OPEC+ keeps oil targets amid weakening economy, Russian sanctions

The cartel wants to measure the impact of two measures aimed at hitting Russia’s oil revenues: price cap and EU boycott.

OPEC and its oil-producing allies have agreed to stick to their output targets as oil markets struggle to assess the impact of a slowing Chinese economy on demand and a G7 price cap on Russian oil on supply.

The decision at an OPEC+ meeting on Sunday was taken a day before the planned implementation of two measures to depress Russian oil revenues in response to the invasion of Ukraine: a boycott of most Russian oil imports by the European Union and a price cap of $60 per barrel on Russian exports imposed by the EU, the Group of Seven countries and Australia.

It is not yet clear how much Russian oil the two measures could take from the world market, which could limit supply and drive up prices.

The world’s second largest oil producer has managed to divert many of the shipments it once made to Europe to customers in India, China and Turkey.

Moscow has said it will not sell its oil below the price cap and is analyzing how to respond.

OPEC+, which includes Russia, angered the United States and other Western countries in October when it agreed to cut production by 2 million barrels per day from November to the end of 2023, about 2 percent of world demand.

Washington accused the group and the world’s largest oil producer, Saudi Arabia, of siding with Russia despite Moscow’s war in Ukraine.

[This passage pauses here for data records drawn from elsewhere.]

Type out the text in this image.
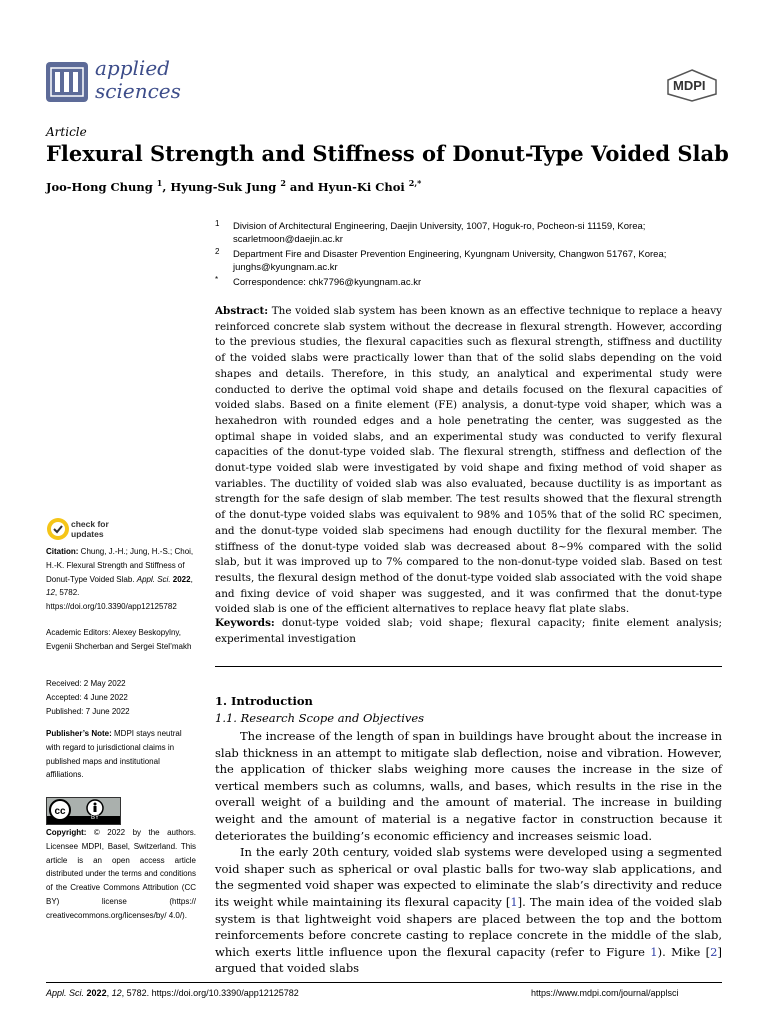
applied
sciences	MDPI
Article
Flexural Strength and Stiffness of Donut-Type Voided Slab
Joo-Hong Chung $^1$, Hyung-Suk Jung $^2$ and Hyun-Ki Choi $^{2,*}$
1 Division of Architectural Engineering, Daejin University, 1007, Hoguk-ro, Pocheon-si 11159, Korea; scarletmoon@daejin.ac.kr
2 Department Fire and Disaster Prevention Engineering, Kyungnam University, Changwon 51767, Korea; junghs@kyungnam.ac.kr
* Correspondence: chk7796@kyungnam.ac.kr
Abstract: The voided slab system has been known as an effective technique to replace a heavy reinforced concrete slab system without the decrease in flexural strength. However, according to the previous studies, the flexural capacities such as flexural strength, stiffness and ductility of the voided slabs were practically lower than that of the solid slabs depending on the void shapes and details. Therefore, in this study, an analytical and experimental study were conducted to derive the optimal void shape and details focused on the flexural capacities of voided slabs. Based on a finite element (FE) analysis, a donut-type void shaper, which was a hexahedron with rounded edges and a hole penetrating the center, was suggested as the optimal shape in voided slabs, and an experimental study was conducted to verify flexural capacities of the donut-type voided slab. The flexural strength, stiffness and deflection of the donut-type voided slab were investigated by void shape and fixing method of void shaper as variables. The ductility of voided slab was also evaluated, because ductility is as important as strength for the safe design of slab member. The test results showed that the flexural strength of the donut-type voided slabs was equivalent to 98% and 105% that of the solid RC specimen, and the donut-type voided slab specimens had enough ductility for the flexural member. The stiffness of the donut-type voided slab was decreased about 8~9% compared with the solid slab, but it was improved up to 7% compared to the non-donut-type voided slab. Based on test results, the flexural design method of the donut-type voided slab associated with the void shape and fixing device of void shaper was suggested, and it was confirmed that the donut-type voided slab is one of the efficient alternatives to replace heavy flat plate slabs.
Keywords: donut-type voided slab; void shape; flexural capacity; finite element analysis; experimental investigation
check for
updates
Citation: Chung, J.-H.; Jung, H.-S.; Choi, H.-K. Flexural Strength and Stiffness of Donut-Type Voided Slab. Appl. Sci. 2022, 12, 5782. https://doi.org/10.3390/app12125782
Academic Editors: Alexey Beskopylny, Evgenii Shcherban and Sergei Stel’makh
Received: 2 May 2022
Accepted: 4 June 2022
Published: 7 June 2022
Publisher’s Note: MDPI stays neutral with regard to jurisdictional claims in published maps and institutional affiliations.
cc
BY
Copyright: © 2022 by the authors. Licensee MDPI, Basel, Switzerland. This article is an open access article distributed under the terms and conditions of the Creative Commons Attribution (CC BY) license (https:// creativecommons.org/licenses/by/ 4.0/).
1. Introduction
1.1. Research Scope and Objectives

The increase of the length of span in buildings have brought about the increase in slab thickness in an attempt to mitigate slab deflection, noise and vibration. However, the application of thicker slabs weighing more causes the increase in the size of vertical members such as columns, walls, and bases, which results in the rise in the overall weight of a building and the amount of material. The increase in building weight and the amount of material is a negative factor in construction because it deteriorates the building’s economic efficiency and increases seismic load.

In the early 20th century, voided slab systems were developed using a segmented void shaper such as spherical or oval plastic balls for two-way slab applications, and the segmented void shaper was expected to eliminate the slab’s directivity and reduce its weight while maintaining its flexural capacity [1]. The main idea of the voided slab system is that lightweight void shapers are placed between the top and the bottom reinforcements before concrete casting to replace concrete in the middle of the slab, which exerts little influence upon the flexural capacity (refer to Figure 1). Mike [2] argued that voided slabs

Appl. Sci. 2022, 12, 5782. https://doi.org/10.3390/app12125782	https://www.mdpi.com/journal/applsci
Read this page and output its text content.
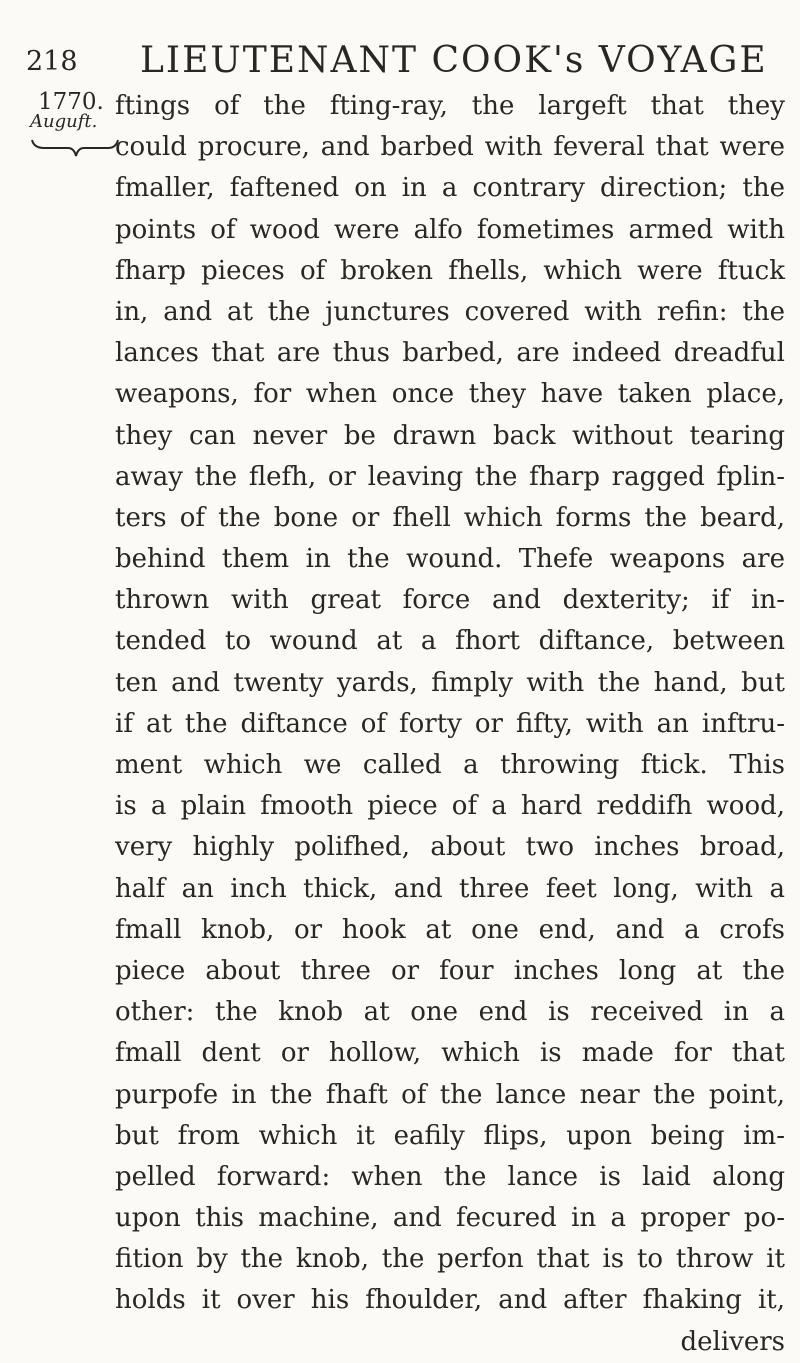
218 LIEUTENANT COOK's VOYAGE
1770.
Auguft.
ftings of the fting-ray, the largeft that they
could procure, and barbed with feveral that were
fmaller, faftened on in a contrary direction; the
points of wood were alfo fometimes armed with
fharp pieces of broken fhells, which were ftuck
in, and at the junctures covered with refin: the
lances that are thus barbed, are indeed dreadful
weapons, for when once they have taken place,
they can never be drawn back without tearing
away the flefh, or leaving the fharp ragged fplin-
ters of the bone or fhell which forms the beard,
behind them in the wound. Thefe weapons are
thrown with great force and dexterity; if in-
tended to wound at a fhort diftance, between
ten and twenty yards, fimply with the hand, but
if at the diftance of forty or fifty, with an inftru-
ment which we called a throwing ftick. This
is a plain fmooth piece of a hard reddifh wood,
very highly polifhed, about two inches broad,
half an inch thick, and three feet long, with a
fmall knob, or hook at one end, and a crofs
piece about three or four inches long at the
other: the knob at one end is received in a
fmall dent or hollow, which is made for that
purpofe in the fhaft of the lance near the point,
but from which it eafily flips, upon being im-
pelled forward: when the lance is laid along
upon this machine, and fecured in a proper po-
fition by the knob, the perfon that is to throw it
holds it over his fhoulder, and after fhaking it,
delivers
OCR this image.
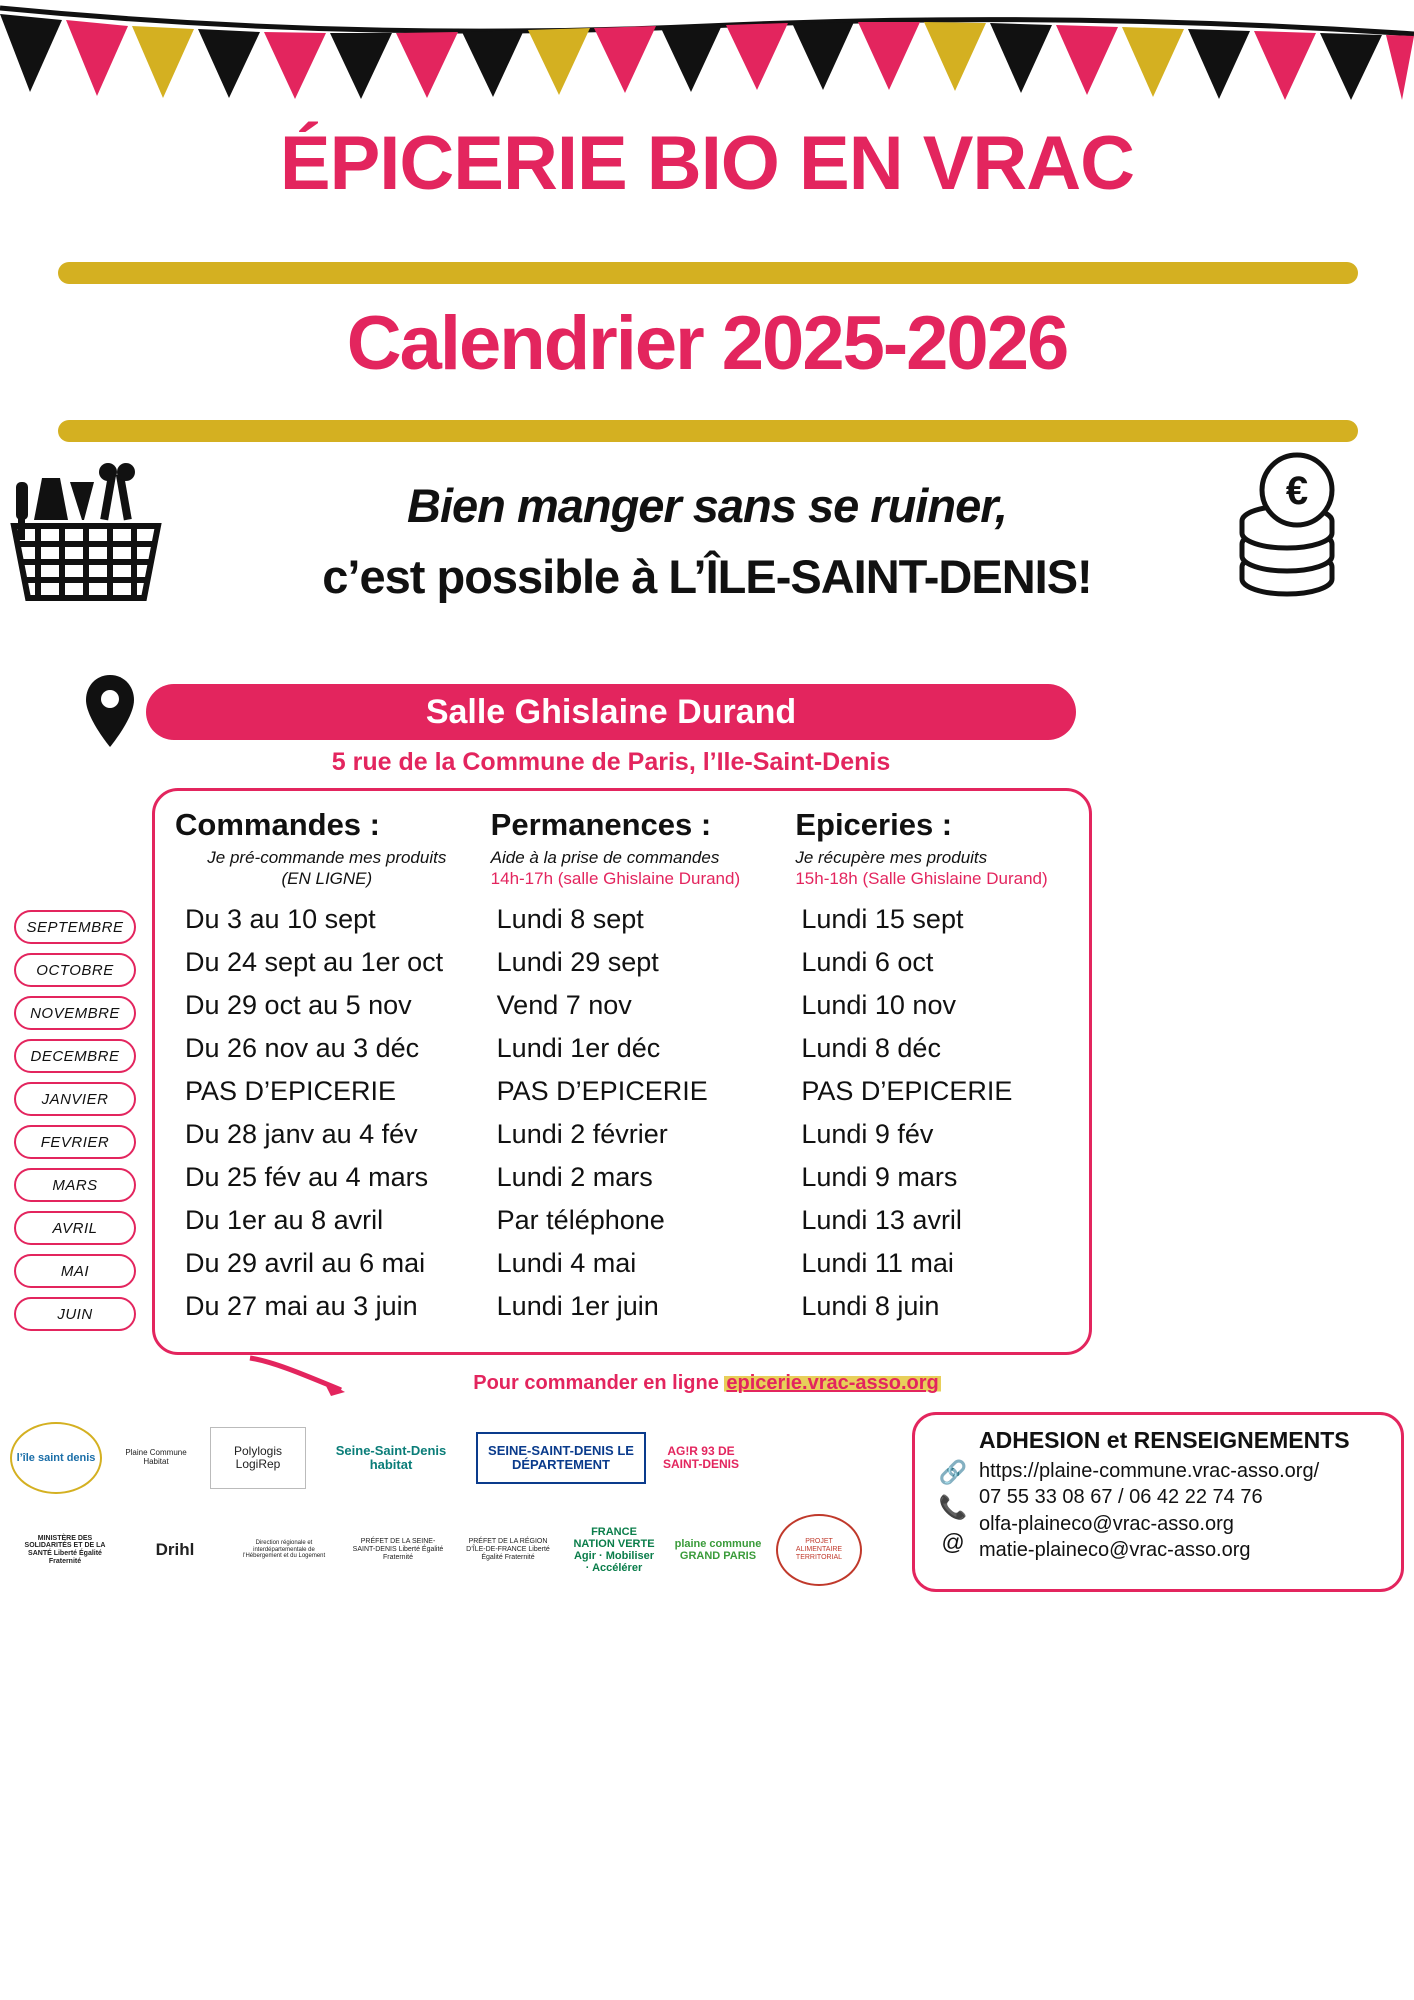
ÉPICERIE BIO EN VRAC
Calendrier 2025-2026
€
Bien manger sans se ruiner,
c’est possible à L’ÎLE-SAINT-DENIS!
Salle Ghislaine Durand
5 rue de la Commune de Paris, l’Ile-Saint-Denis
SEPTEMBRE
OCTOBRE
NOVEMBRE
DECEMBRE
JANVIER
FEVRIER
MARS
AVRIL
MAI
JUIN
Commandes :
Je pré-commande mes produits
(EN LIGNE)
Du 3 au 10 sept
Du 24 sept au 1er oct
Du 29 oct au 5 nov
Du 26 nov au 3 déc
PAS D’EPICERIE
Du 28 janv au 4 fév
Du 25 fév au 4 mars
Du 1er au 8 avril
Du 29 avril au 6 mai
Du 27 mai au 3 juin
Permanences :
Aide à la prise de commandes
14h-17h (salle Ghislaine Durand)
Lundi 8 sept
Lundi 29 sept
Vend 7 nov
Lundi 1er déc
PAS D’EPICERIE
Lundi 2 février
Lundi 2 mars
Par téléphone
Lundi 4 mai
Lundi 1er juin
Epiceries :
Je récupère mes produits
15h-18h (Salle Ghislaine Durand)
Lundi 15 sept
Lundi 6 oct
Lundi 10 nov
Lundi 8 déc
PAS D’EPICERIE
Lundi 9 fév
Lundi 9 mars
Lundi 13 avril
Lundi 11 mai
Lundi 8 juin
Pour commander en ligne epicerie.vrac-asso.org
ADHESION et RENSEIGNEMENTS
🔗
📞
@
https://plaine-commune.vrac-asso.org/
07 55 33 08 67 / 06 42 22 74 76
olfa-plaineco@vrac-asso.org
matie-plaineco@vrac-asso.org
l’île saint denis	Plaine Commune Habitat
Polylogis LogiRep
Seine-Saint-Denis habitat
SEINE-SAINT-DENIS LE DÉPARTEMENT
AG!R 93 DE SAINT-DENIS
MINISTÈRE DES SOLIDARITÉS ET DE LA SANTÉ Liberté Égalité Fraternité
Drihl	Direction régionale et interdépartementale de l’Hébergement et du Logement
PRÉFET DE LA SEINE-SAINT-DENIS Liberté Égalité Fraternité
PRÉFET DE LA RÉGION D’ÎLE-DE-FRANCE Liberté Égalité Fraternité
FRANCE NATION VERTE Agir · Mobiliser · Accélérer
plaine commune GRAND PARIS
PROJET ALIMENTAIRE TERRITORIAL
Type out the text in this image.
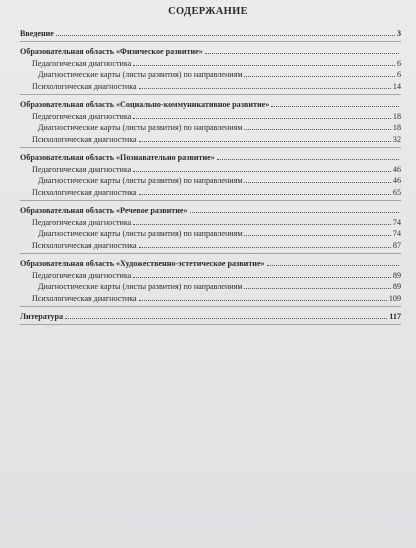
СОДЕРЖАНИЕ
Введение	3
Образовательная область «Физическое развитие»
Педагогическая диагностика	6
Диагностические карты (листы развития) по направлениям	6
Психологическая диагностика	14
Образовательная область «Социально-коммуникативное развитие»
Педагогическая диагностика	18
Диагностические карты (листы развития) по направлениям	18
Психологическая диагностика	32
Образовательная область «Познавательно развитие»
Педагогическая диагностика	46
Диагностические карты (листы развития) по направлениям	46
Психологическая диагностика	65
Образовательная область «Речевое развитие»
Педагогическая диагностика	74
Диагностические карты (листы развития) по направлениям	74
Психологическая диагностика	87
Образовательная область «Художественно-эстетическое развитие»
Педагогическая диагностика	89
Диагностические карты (листы развития) по направлениям	89
Психологическая диагностика	109
Литература	117
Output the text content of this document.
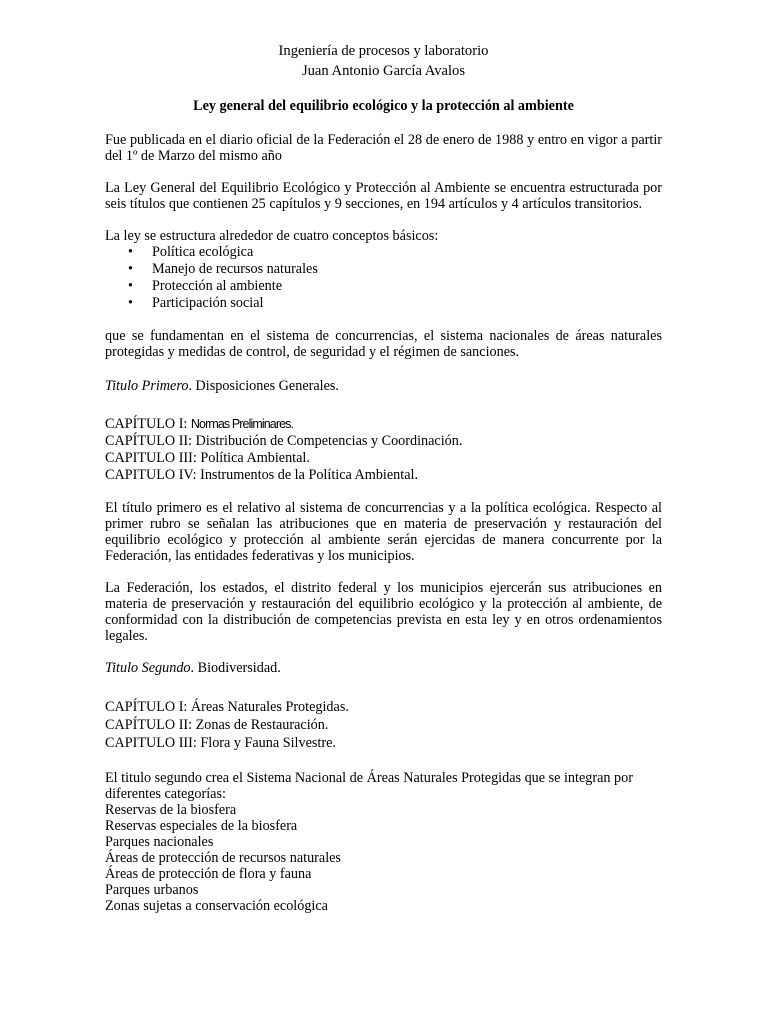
Ingeniería de procesos y laboratorio
Juan Antonio García Avalos
Ley general del equilibrio ecológico y la protección al ambiente

Fue publicada en el diario oficial de la Federación el 28 de enero de 1988 y entro en vigor a partir del 1º de Marzo del mismo año

La Ley General del Equilibrio Ecológico y Protección al Ambiente se encuentra estructurada por seis títulos que contienen 25 capítulos y 9 secciones, en 194 artículos y 4 artículos transitorios.

La ley se estructura alrededor de cuatro conceptos básicos:

• Política ecológica
• Manejo de recursos naturales
• Protección al ambiente
• Participación social

que se fundamentan en el sistema de concurrencias, el sistema nacionales de áreas naturales protegidas y medidas de control, de seguridad y el régimen de sanciones.

Titulo Primero. Disposiciones Generales.

CAPÍTULO I: Normas Preliminares.
CAPÍTULO II: Distribución de Competencias y Coordinación.
CAPITULO III: Política Ambiental.
CAPITULO IV: Instrumentos de la Política Ambiental.

El título primero es el relativo al sistema de concurrencias y a la política ecológica. Respecto al primer rubro se señalan las atribuciones que en materia de preservación y restauración del equilibrio ecológico y protección al ambiente serán ejercidas de manera concurrente por la Federación, las entidades federativas y los municipios.

La Federación, los estados, el distrito federal y los municipios ejercerán sus atribuciones en materia de preservación y restauración del equilibrio ecológico y la protección al ambiente, de conformidad con la distribución de competencias prevista en esta ley y en otros ordenamientos legales.

Titulo Segundo. Biodiversidad.

CAPÍTULO I: Áreas Naturales Protegidas.
CAPÍTULO II: Zonas de Restauración.
CAPITULO III: Flora y Fauna Silvestre.

El titulo segundo crea el Sistema Nacional de Áreas Naturales Protegidas que se integran por diferentes categorías:

Reservas de la biosfera
Reservas especiales de la biosfera
Parques nacionales
Áreas de protección de recursos naturales
Áreas de protección de flora y fauna
Parques urbanos
Zonas sujetas a conservación ecológica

OPEC+ argued that it had cut production because of a weaker economic outlook. Oil prices have fallen since October due to slower Chinese and global economic growth and higher interest rates, leading to speculation in the market that the group could cut oil production again.

But on Sunday, OPEC+ decided to leave policy unchanged. Key ministers will meet on February 1, while a full meeting is scheduled for June 3 and 4.

There was no discussion of Russia’s oil price cap at the OPEC+ meeting, sources told Reuters news agency.

JP Morgan said Friday that OPEC+ could review production in the new year based on new data on Chinese demand trends and consumer compliance with price caps on Russian crude production and tanker flow.